Samsung announced its new Orion processor a few months ago and despite touting its graphical capabilities, the company was cagey over what would be pushing the pixels. However, the electronics-giant had the chip on display at the ARM Technology Conference this week, and those on-hand managed to find out a little more about what made this next-gen chip tick.
Unfortunately, the dual-core SoC won't be powered by ARM's upcoming Mali T-604 GPU. Instead, it'll be using a four-shader version of the older Mali T-400, which should still pack quite a punch. Once again the manufacturer was flaunting its 1080p video playback and a five times improvement in graphics performance over the previous generation. To demonstrate the performance, the platform was shown running the Futuremark Samurai benchmark without a hitch.

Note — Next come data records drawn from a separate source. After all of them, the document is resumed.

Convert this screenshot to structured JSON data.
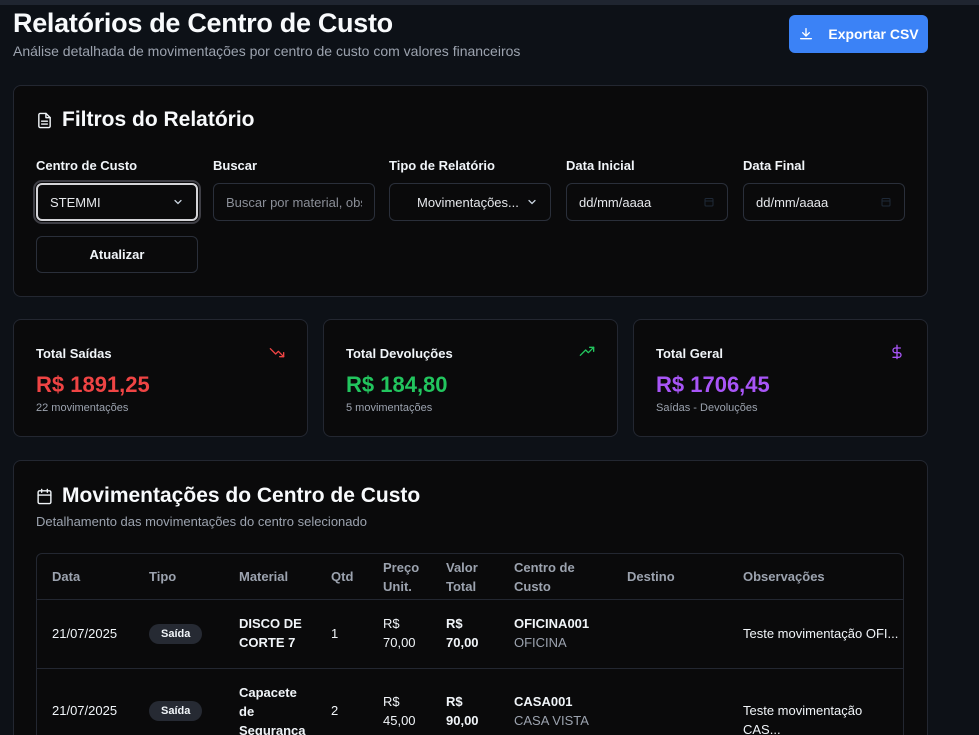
{
  "header": {
    "title": "Relatórios de Centro de Custo",
    "subtitle": "Análise detalhada de movimentações por centro de custo com valores financeiros",
    "export_label": "Exportar CSV"
  },
  "filters": {
    "title": "Filtros do Relatório",
    "cost_center": {
      "label": "Centro de Custo",
      "value": "STEMMI"
    },
    "search": {
      "label": "Buscar",
      "placeholder": "Buscar por material, observação..."
    },
    "report_type": {
      "label": "Tipo de Relatório",
      "value": "Movimentações..."
    },
    "start_date": {
      "label": "Data Inicial",
      "value": "dd/mm/aaaa"
    },
    "end_date": {
      "label": "Data Final",
      "value": "dd/mm/aaaa"
    },
    "refresh_label": "Atualizar"
  },
  "stats": [
    {
      "label": "Total Saídas",
      "value": "R$ 1891,25",
      "note": "22 movimentações",
      "color": "#ef4444",
      "icon": "trending-down-icon"
    },
    {
      "label": "Total Devoluções",
      "value": "R$ 184,80",
      "note": "5 movimentações",
      "color": "#22c55e",
      "icon": "trending-up-icon"
    },
    {
      "label": "Total Geral",
      "value": "R$ 1706,45",
      "note": "Saídas - Devoluções",
      "color": "#a855f7",
      "icon": "dollar-icon"
    }
  ],
  "movements": {
    "title": "Movimentações do Centro de Custo",
    "subtitle": "Detalhamento das movimentações do centro selecionado",
    "columns": [
      "Data",
      "Tipo",
      "Material",
      "Qtd",
      "Preço Unit.",
      "Valor Total",
      "Centro de Custo",
      "Destino",
      "Observações"
    ],
    "rows": [
      {
        "date": "21/07/2025",
        "type": "Saída",
        "material": "DISCO DE CORTE 7",
        "qty": "1",
        "unit_price": "R$ 70,00",
        "total": "R$ 70,00",
        "center_code": "OFICINA001",
        "center_name": "OFICINA",
        "destination": "",
        "notes": "Teste movimentação OFI..."
      },
      {
        "date": "21/07/2025",
        "type": "Saída",
        "material": "Capacete de Segurança",
        "qty": "2",
        "unit_price": "R$ 45,00",
        "total": "R$ 90,00",
        "center_code": "CASA001",
        "center_name": "CASA VISTA",
        "destination": "",
        "notes": "Teste movimentação CAS..."
      }
    ]
  }
}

The dual-core Cortex A9-based Orion is expected to power the company's next-gen tablets and smartphones. Clocked at 1GHz or higher, the SoC will deliver some impressive performance that will allow it to compete with the best from the likes of TI, Qualcomm and NVIDIA.
The use of a Mali GPU is also a bit of an upset. The current-generation Hummingbird SoC - which powers the Galaxy S family of smartphones and the Galaxy Tab, among other devices - uses a GPU from ARM-competitor Imagination's PowerVR series. There were some rumours that the Orion would be powered by a next-generation PowerVR graphics-core, but the fact that it uses a Mali chip should be a major victory for ARM's fledgling graphics-division.
It's not clear when the Orion will arrive at this point, and in spite of suggestions that it could show up in products later this year, the official line is still that it won't enter mass production until the first half of 2011. If this is true, it might make the SoC a prime candidate for the second-generation Galaxy Tab.